Sa mort est passée largement inaperçue, elle aura d'ailleurs curieusement suivi de peu celle de l'interprète de son plus beau film (Richard Widmark dans
Les Forbans de la nuit), mais il est vrai que sa carrière aura connu de drôles de tourments qui laissent à penser qu'elle ne fut au final que la pâle ombre de ce qu'elle aurait pu être... La faute à qui ? Les anti-communistes primaires vous répondront "à lui-même" ; les autres préfèreront blâmer la plus sombre période de l'histoire d'Hollywood, celle du mccarthysme et de la "chasse aux sorcières" de tout ce qui ressemblait de près ou de loin à un "rouge".
Rouge, Dassin le fut, incontestablement, étant membre du Parti Communiste américain de 1930 à 1939, rompant après la signature du pacte germano-soviétique. Suffisant pour le contraindre à l'exil européen au début des années 50, après des débuts hollywoodiens restant encore aujourd'hui très méconnus mais pourtant extrêmement prometteurs. On a cité
Night and the city (titre original des
Forbans...), on pourrait aussi citer
Les Bas-fonds de Frisco (
Thieves highway), aux préoccupations sociales marquées, adaptation d'une autre victime collatérale de la Guerre froide, Albert Bezzerides. Citons aussi
La Cité sans voiles (
The Naked city... classe de titres, ses films, hein, surtout si on ajoute le moins convaincant
Brute force -
Les Démons de la liberté - avec Burt Lancaster), largement tourné dans les décors naturels d'un New York toujours formidablement cinégénique (tout comme
Thieves... était aussi largement tourné dans les rues mêmes de San Francisco).
Bref, après une demi-douzaine de films plus oubliables pendant les années de guerre pour se faire la main (dont un avec... John Wayne, quand même !), tout semblait en place pour que Dassin devienne l'un des grands maîtres du film noir. Mais la Commission des Activités Anti-Américaines et ses pairs Edward Dmytryk et Frank Tuttle l'y ayant courageusement dénoncé en décideront autrement... Envoyé à Londres en 1950 par la Fox pour le tournage de
Night and the city, Dassin restera en Europe, à l'instar de John Berry ou Joseph Losey, autres bannis notoires.

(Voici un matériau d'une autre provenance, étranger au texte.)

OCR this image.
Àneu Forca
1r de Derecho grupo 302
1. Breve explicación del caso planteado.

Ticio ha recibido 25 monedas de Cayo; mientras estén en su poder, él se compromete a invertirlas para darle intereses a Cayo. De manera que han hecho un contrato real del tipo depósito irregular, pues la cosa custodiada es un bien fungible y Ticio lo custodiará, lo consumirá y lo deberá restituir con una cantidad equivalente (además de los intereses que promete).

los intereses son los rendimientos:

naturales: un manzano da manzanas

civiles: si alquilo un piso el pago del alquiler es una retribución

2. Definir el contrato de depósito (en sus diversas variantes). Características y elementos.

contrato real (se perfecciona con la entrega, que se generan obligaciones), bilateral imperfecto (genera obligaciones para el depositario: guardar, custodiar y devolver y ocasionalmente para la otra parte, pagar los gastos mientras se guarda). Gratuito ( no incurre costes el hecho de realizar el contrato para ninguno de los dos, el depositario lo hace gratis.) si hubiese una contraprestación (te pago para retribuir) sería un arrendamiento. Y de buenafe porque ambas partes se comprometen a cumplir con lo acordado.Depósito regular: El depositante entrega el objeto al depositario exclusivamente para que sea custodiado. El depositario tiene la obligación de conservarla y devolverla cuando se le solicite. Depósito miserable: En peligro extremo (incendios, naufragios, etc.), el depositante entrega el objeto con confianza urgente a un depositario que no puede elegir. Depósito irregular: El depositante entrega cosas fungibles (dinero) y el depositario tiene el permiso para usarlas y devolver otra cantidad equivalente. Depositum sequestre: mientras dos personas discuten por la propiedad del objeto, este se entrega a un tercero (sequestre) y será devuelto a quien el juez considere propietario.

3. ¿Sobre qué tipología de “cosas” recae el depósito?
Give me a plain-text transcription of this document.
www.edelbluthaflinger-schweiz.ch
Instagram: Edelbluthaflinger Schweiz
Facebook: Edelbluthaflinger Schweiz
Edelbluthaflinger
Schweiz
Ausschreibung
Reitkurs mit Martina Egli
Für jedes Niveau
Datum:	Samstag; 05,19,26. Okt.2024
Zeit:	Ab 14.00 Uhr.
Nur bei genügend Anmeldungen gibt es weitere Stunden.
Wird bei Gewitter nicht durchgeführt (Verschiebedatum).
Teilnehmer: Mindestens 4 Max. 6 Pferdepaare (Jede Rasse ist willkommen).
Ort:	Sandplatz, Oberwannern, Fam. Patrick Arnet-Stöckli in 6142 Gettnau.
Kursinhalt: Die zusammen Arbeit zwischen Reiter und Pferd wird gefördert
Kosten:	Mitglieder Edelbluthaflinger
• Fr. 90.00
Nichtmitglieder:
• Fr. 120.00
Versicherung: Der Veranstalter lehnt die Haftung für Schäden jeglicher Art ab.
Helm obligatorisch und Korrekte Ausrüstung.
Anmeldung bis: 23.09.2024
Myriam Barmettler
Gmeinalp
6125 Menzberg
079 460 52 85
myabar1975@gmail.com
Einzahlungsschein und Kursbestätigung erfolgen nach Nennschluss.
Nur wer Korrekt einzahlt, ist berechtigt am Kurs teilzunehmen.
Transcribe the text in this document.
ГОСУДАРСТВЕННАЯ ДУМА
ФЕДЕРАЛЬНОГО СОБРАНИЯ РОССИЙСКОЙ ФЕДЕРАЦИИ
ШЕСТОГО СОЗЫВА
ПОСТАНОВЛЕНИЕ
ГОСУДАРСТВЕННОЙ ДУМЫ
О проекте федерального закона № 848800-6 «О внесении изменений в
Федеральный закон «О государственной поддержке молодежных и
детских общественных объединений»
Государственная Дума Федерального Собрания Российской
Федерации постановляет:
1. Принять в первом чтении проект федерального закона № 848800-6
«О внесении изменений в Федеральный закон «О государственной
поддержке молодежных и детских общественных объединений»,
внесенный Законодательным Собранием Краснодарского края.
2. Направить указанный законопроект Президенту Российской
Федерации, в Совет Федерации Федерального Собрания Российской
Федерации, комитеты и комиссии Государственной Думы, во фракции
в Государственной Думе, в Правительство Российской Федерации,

Le rebond sera long et difficile, les Américains ayant prévenu les producteurs européens que tout film incluant Dassin dans leur générique ne serait pas diffusé aux Etats-Unis, "Land of Freedom" s'il en est...

Richard Widmark en homme traqué dans "Night and the city"
Comme Berry, c'est en France que Dassin retrouvera les studios, pour un coup de maître,
Du rififi chez les hommes (1955). Cette adaptation du "Pagnol de la pègre parisienne" Auguste Le Breton, au titre folklorique assez peu engageant, sera en fait la première bouture réussie du film noir hollywoodien sur le film de gangsters à la française. Le film s'avère même bien supérieur et surtout nettement plus moderne que le pourtant plus réputé
Touchez pas au grisbi de Jacques Becker. Et si Becker est souvent cité comme l'une des grandes influences de Jean-Pierre Melville (ce qui n'est pas faux), c'est assez injuste pour le
Rififi, dans lequel Dassin joue lui-même le rôle de "César le Milanais", sous le pseudonyme de Perlo Vita !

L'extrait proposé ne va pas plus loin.